I listened to some flacks on a sports network talk about the US’s 3-0 loss to the Czechs in the World Cup. They were offended by the loss, but more offended at the businesslike way the underdog Americans played. One commentator said that at the end of the game they should have "taken out" a couple of the Czech players, even if that involved a red card. "At least then we could say they played like men," he said. The US losing in a sport they are inexperienced in was to them simply a problem that required an immediate answer, and anything was better than doing nothing. The commentators went on to say: "Now they’re psyched, and when they’re psyched, they can do anything they’ve made up their minds to do." They were therefore "50-50" to beat Italy in their next game, they predicted, and hence advance to the next round.

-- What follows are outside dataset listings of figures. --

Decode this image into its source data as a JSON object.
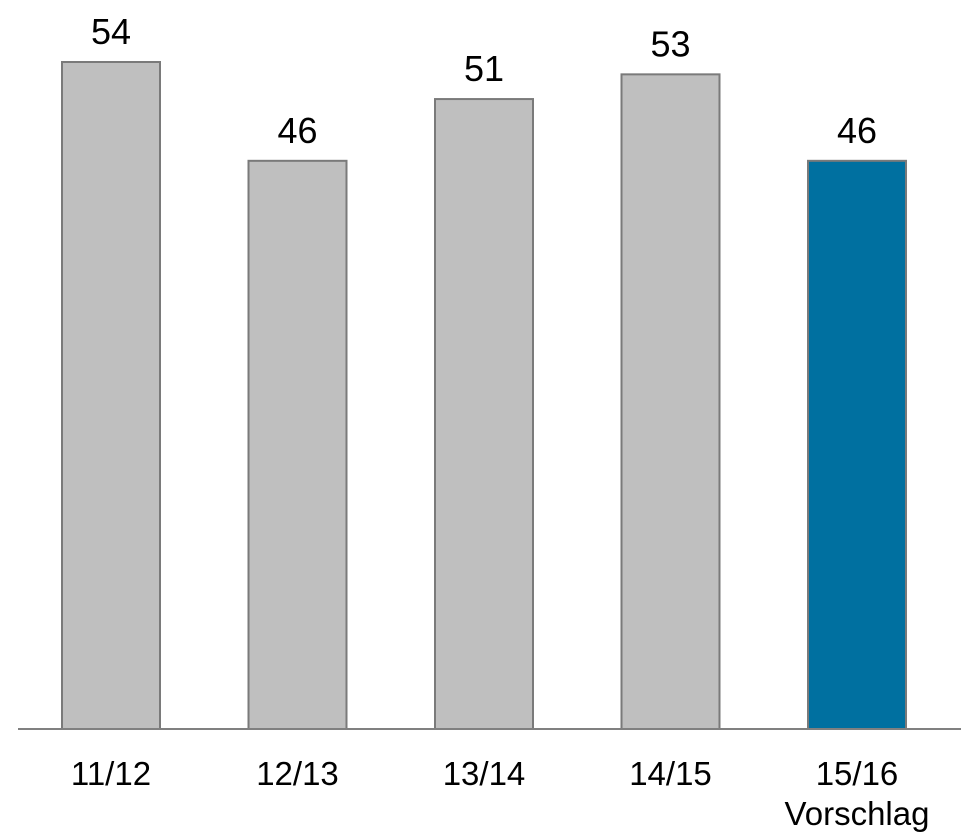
{
  "chart_data": {
    "type": "bar",
    "categories": [
      [
        "11/12"
      ],
      [
        "12/13"
      ],
      [
        "13/14"
      ],
      [
        "14/15"
      ],
      [
        "15/16",
        "Vorschlag"
      ]
    ],
    "values": [
      54,
      46,
      51,
      53,
      46
    ],
    "data_labels": [
      "54",
      "46",
      "51",
      "53",
      "46"
    ],
    "bar_colors": [
      "#bfbfbf",
      "#bfbfbf",
      "#bfbfbf",
      "#bfbfbf",
      "#0070a0"
    ],
    "bar_stroke": "#7a7a7a",
    "axis_color": "#808080",
    "ylim": [
      0,
      54
    ],
    "grid": false,
    "title": "",
    "xlabel": "",
    "ylabel": ""
  }
}
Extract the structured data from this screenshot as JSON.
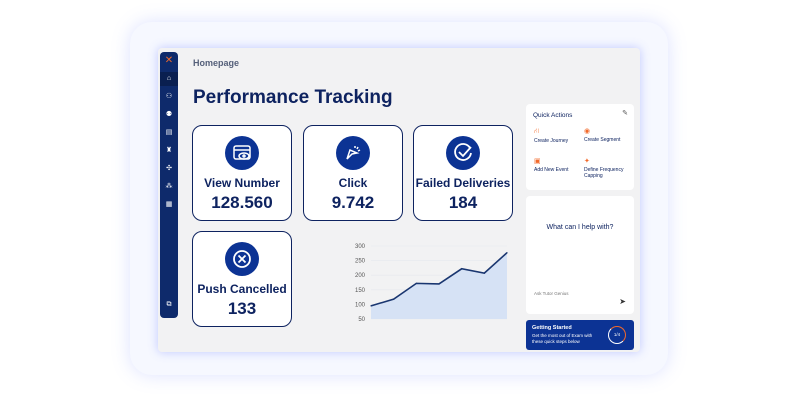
{
  "breadcrumb": "Homepage",
  "page_title": "Performance Tracking",
  "cards": [
    {
      "label": "View Number",
      "value": "128.560",
      "icon": "browser-eye-icon"
    },
    {
      "label": "Click",
      "value": "9.742",
      "icon": "cursor-click-icon"
    },
    {
      "label": "Failed Deliveries",
      "value": "184",
      "icon": "check-circle-icon"
    },
    {
      "label": "Push Cancelled",
      "value": "133",
      "icon": "x-circle-icon"
    }
  ],
  "quick_actions": {
    "title": "Quick Actions",
    "items": [
      "Create Journey",
      "Create Segment",
      "Add New Event",
      "Define Frequency Capping"
    ]
  },
  "chat": {
    "prompt": "What can I help with?",
    "placeholder": "Ask Tutor Genius"
  },
  "getting_started": {
    "title": "Getting Started",
    "text": "Get the most out of Exam with these quick steps below",
    "progress": "1/4"
  },
  "chart_data": {
    "type": "area",
    "y_ticks": [
      "300",
      "250",
      "200",
      "150",
      "100",
      "50"
    ],
    "ylim": [
      50,
      300
    ],
    "values": [
      95,
      118,
      172,
      170,
      222,
      207,
      277
    ]
  }
}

These guys were living in absolute denial of reality. Everything was simple — American ingenuity and heart could and would accomplish anything. It reminded me of all those ridiculous Hollywood movies where Americans stop mile-wide invulnerable aliens, intercept comets, and restart the spin of the Earth’s core.
It’s perhaps unfair to pick on Americans, but that’s where, to me, this obsession with illusory simple solutions seems most obvious and ubiquitous. I saw security people everywhere, but they all struck me as completely clueless. They were being vigilant and diligent and going through the procedures that someone told them to go through, but they clearly provided no substantial security at all. It was just the appearance, the illusion of security that they provided, in their emblem-covered uniforms. Just do something, anything to make us feel more secure. Even if it’s completely ineffective, expensive and dysfunctional. Just do something. Pretend you have the solution.
Why? Why do we hate complexity, and refuse to acknowledge that there are no silver-bullet answers and that there is nothing we can do that will ’solve’ most problems, just things that will help us cope with them, adapt to them, maybe mitigate their effect?
I think the reason is that the acknowledgement of complexity, of a system’s being beyond our understanding and analysis
- reduces our sense of power and control
- increases our sense of helplessness and insecurity, and
- reduces our confidence in the predictability of the future.
Complexity is therefore an affront to our "we can do anything if we set our minds and hearts to it and work hard" belief system. It is one thing to acknowledge that we, individually, are not in control of our own destiny, It is another thing again, and far more frightening, to acknowledge that no one is in control. It is difficult for us to take dangerous actions, like quitting our jobs or invading another country, when we have to admit we can’t predict the outcome, that there are just too many unforeseeable variables. Better not to admit it, then, and blame the ultimate failures not on our failure to predict but on "faulty intelligence" or poor implementation of what was certainly a fine plan, even in retrospect.
And if the news of the day is going to make us feel more helpless and insecure, please don’t tell us. We don’t want to know.
We want everything to be simple, and we want to go on believing that if we set our minds and hearts to it and work hard, we can accomplish anything, with absolute certainty. Don’t you dare tell us anything different.